The Los Angeles Police Department worked with a Polish “strategic communications” firm last year to track tweets related to Black Lives Matter and “defund the police,” according to documents obtained via a public records request by The Brennan Center.
The LAPD conducted a month-long trial of social media monitoring with Edge NPD, a company based in Warsaw, Poland.
The fall 2020 trial period included tracking 200 keywords and resulted in the collection of millions of tweets, including thousands related to Black Lives Matter and the movement to defund the police.
Edge NPD previously had no experience working with law enforcement.
The company’s CEO, Dobromir Cias, told The Guardian the LAPD wanted to respond to “negative narratives” during the height of nation’s reckoning with racism and police violence, while flagging potential threats.
The trial was offered to the LAPD at no charge and was supposed to serve as a “demonstration” of the monitoring technology, but was not intended to monitor specific Black Lives Matter activists, Cias said.
A Twitter spokesperson told The Guardian in a statement the platform prohibits surveillance of activist organizations.

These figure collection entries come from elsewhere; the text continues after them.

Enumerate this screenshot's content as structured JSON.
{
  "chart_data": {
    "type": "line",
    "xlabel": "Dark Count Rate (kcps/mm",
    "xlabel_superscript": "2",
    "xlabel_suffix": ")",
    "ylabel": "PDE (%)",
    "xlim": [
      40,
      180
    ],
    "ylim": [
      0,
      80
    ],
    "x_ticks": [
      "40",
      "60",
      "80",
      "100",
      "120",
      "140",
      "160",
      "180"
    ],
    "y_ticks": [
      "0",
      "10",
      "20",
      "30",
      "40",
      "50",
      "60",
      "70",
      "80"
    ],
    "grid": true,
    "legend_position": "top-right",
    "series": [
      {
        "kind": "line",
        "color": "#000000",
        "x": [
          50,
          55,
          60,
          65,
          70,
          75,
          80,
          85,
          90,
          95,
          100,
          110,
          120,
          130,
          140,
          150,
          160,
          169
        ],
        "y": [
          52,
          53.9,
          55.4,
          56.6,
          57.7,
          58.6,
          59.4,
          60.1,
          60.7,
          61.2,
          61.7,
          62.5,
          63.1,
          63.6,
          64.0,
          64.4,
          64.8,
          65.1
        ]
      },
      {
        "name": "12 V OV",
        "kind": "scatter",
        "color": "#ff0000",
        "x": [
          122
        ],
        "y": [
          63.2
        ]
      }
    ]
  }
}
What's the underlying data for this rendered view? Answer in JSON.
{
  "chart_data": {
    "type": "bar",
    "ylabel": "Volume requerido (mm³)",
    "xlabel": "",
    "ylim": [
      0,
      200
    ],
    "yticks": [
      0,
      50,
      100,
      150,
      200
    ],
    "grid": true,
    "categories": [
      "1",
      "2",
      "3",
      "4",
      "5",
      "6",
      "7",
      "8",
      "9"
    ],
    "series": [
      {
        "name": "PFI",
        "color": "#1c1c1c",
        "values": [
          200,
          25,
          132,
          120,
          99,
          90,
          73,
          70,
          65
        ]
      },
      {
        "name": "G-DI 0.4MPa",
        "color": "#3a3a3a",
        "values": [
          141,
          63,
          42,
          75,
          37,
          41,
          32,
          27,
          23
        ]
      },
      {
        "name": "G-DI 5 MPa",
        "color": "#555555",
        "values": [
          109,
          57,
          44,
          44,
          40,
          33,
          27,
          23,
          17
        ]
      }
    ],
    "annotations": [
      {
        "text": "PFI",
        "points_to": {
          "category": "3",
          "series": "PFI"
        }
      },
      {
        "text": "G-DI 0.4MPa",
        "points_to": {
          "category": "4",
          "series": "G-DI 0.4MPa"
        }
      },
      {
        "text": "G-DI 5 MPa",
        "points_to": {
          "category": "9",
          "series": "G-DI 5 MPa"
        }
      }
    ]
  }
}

“Twitter prohibits the use of our developer services for surveillance purposes. Period. We proactively enforce our policies to ensure customers are in compliance and will continue to do so,” the spokesperson said.
The company said it suspended Edge NPD’s developer account for violating the policies.
During the 40-day trial in October and November of 2020, the LAPD sought to collect social media data related to six topics, including “civil unrest,” “American policing,” “domestic extremism and white nationalism,” “election security,” “potential danger” and the conflict between Armenia and Azerbaijan.
Keywords the LAPD and Edge NPD discussed tracking during the trial included “abolish the police,” “nojusticenopeace,” “police budget,” and “police killing.”
Cias suggested “BLM” and “defund the police” be added to the list. An LAPD official agreed “BLM” would be good to add to the list, but noted that many people use the phrase to discuss legitimate rights.
Cias also said he would personally send tweets to the LAPD that “looked kind of dangerous,” during the trial, but added that he didn’t verify the legitimacy of the information in the tweets he passed along.
“When you’re passing this information, you don’t really know how serious it is. I think it’s up to law enforcement to really verify if it’s true,” Cias told The Guardian. “We don’t do fact checking.”
About 270,000 of the 2 million tweets collected during the trial were related to “American Policing,” according to the Brennan Center.
Flagged tweets included those that highlighted racism in American or called on LAPD chief Michael Moore to resign.
The LAPD did not establish a long-term contract with Edge NPD after the trial, although the company proposed a $150,000 agreement. However, the LAPD has looked into similar monitoring services offered by at least 10 other companies.
It’s not clear what the police department did with the collected data.